The Administrative Law Judge also found that there was no evidence that corroborates Plaintiff's assertion that she continues to experience pain. He stated that there was no evidence that she is currently prescribed narcotic pain medication, no evidence to corroborate her testimony that a two-week work attempt in November 2007 caused significant pain, and that Plaintiff's ability to function was "presumed" to have improved as a result of her surgery. [AR, 13, 14] Each of these reasons also was insufficient for disbelieving Plaintiff.
The last of these statements is most curious. One may hope for functional improvement as a result of surgery, but there are plenty of surgeries which do not generate the anticipated improvement. The fact of surgery, even medically successful surgery, therefore cannot create a presumption, or legally accepted evidence, that functional improvement in fact occurred. Having had surgery cannot provide a basis for disbelieving a Plaintiff who says that, despite having had surgery, she still suffers pain.
The other bases for disbelieving Plaintiff also are not strong. The Administrative Law Judge stated that there is no evidence that Plaintiff currently is prescribed narcotic medication. This is not so clear. Thus, when discharged after her surgery, she was "given adequate pain medication" [AR 214] and there are some reports from which it might be inferred that she was prescribed pain medication [ e.g., AR 146]. Certainly at earlier times she was prescribed narcotic medication. [AR 233] The evidence on this point therefore simply is not strong enough to engender disbelief in Plaintiff's testimony.

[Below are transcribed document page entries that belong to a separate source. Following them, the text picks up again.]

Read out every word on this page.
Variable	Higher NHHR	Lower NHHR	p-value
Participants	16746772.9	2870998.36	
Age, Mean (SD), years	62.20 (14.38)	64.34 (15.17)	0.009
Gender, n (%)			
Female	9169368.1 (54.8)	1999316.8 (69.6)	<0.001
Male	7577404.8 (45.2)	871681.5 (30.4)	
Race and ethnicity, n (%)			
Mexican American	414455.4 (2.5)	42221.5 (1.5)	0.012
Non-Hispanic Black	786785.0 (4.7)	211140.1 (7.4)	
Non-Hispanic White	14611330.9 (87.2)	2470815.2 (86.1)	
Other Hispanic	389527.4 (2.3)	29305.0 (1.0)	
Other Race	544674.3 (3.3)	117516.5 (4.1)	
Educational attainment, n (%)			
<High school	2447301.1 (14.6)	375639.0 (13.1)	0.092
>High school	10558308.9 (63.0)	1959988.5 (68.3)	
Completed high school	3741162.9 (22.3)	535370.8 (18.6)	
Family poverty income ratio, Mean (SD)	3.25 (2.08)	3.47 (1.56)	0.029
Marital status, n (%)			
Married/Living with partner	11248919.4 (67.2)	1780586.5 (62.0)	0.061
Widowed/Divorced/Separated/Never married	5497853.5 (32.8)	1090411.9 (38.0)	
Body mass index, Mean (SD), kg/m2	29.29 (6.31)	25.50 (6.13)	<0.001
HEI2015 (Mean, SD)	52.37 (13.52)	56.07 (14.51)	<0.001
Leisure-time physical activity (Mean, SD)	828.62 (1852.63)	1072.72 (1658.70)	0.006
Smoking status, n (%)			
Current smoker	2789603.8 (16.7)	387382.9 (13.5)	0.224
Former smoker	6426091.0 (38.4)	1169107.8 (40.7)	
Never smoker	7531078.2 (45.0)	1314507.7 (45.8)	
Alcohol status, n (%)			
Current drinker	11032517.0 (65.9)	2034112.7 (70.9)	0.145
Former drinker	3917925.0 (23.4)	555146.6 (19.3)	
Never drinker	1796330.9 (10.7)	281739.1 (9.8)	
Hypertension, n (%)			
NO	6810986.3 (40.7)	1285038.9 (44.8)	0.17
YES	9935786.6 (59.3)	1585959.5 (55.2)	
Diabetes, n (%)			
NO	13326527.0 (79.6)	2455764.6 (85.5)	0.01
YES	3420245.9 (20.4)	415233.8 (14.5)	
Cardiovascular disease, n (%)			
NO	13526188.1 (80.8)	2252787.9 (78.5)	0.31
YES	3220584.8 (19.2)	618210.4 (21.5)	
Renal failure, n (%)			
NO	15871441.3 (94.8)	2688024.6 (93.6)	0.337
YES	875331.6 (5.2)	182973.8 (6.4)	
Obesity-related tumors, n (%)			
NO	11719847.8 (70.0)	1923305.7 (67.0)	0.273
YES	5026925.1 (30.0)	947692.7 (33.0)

Nor is it a sufficient reason to state that there is no corroboration of Plaintiff's testimony that she could not endure a return to work in November 2007 because of pain. Generally, a claimant would not need to provide corroboration for her testimony, and there was no challenge to her testimony at the hearing to suggest it was needed here. To say that the absence of corroboration impeaches the testimony is the same as saying that the testimony simply was not believed. But the question is why was it not believed, and that cannot be established simply by saying that no one else said the same thing. The Administrative Law Judge did not identify any evidence that was contrary to Plaintiff's testimony, such that the testimony could have been called into question. In context, then, the reason the Administrative Law Judge did not believe Plaintiff was simply that he did not believe her. That is not enough.
These errors in connection with Plaintiff's testimony as to her pain require a remand. In light of that fact, the Court need not address the argument concerning the vocational expert. On remand, the Administrative Law Judge also will have the opportunity to review records which were submitted after the deadline imposed at the last hearing.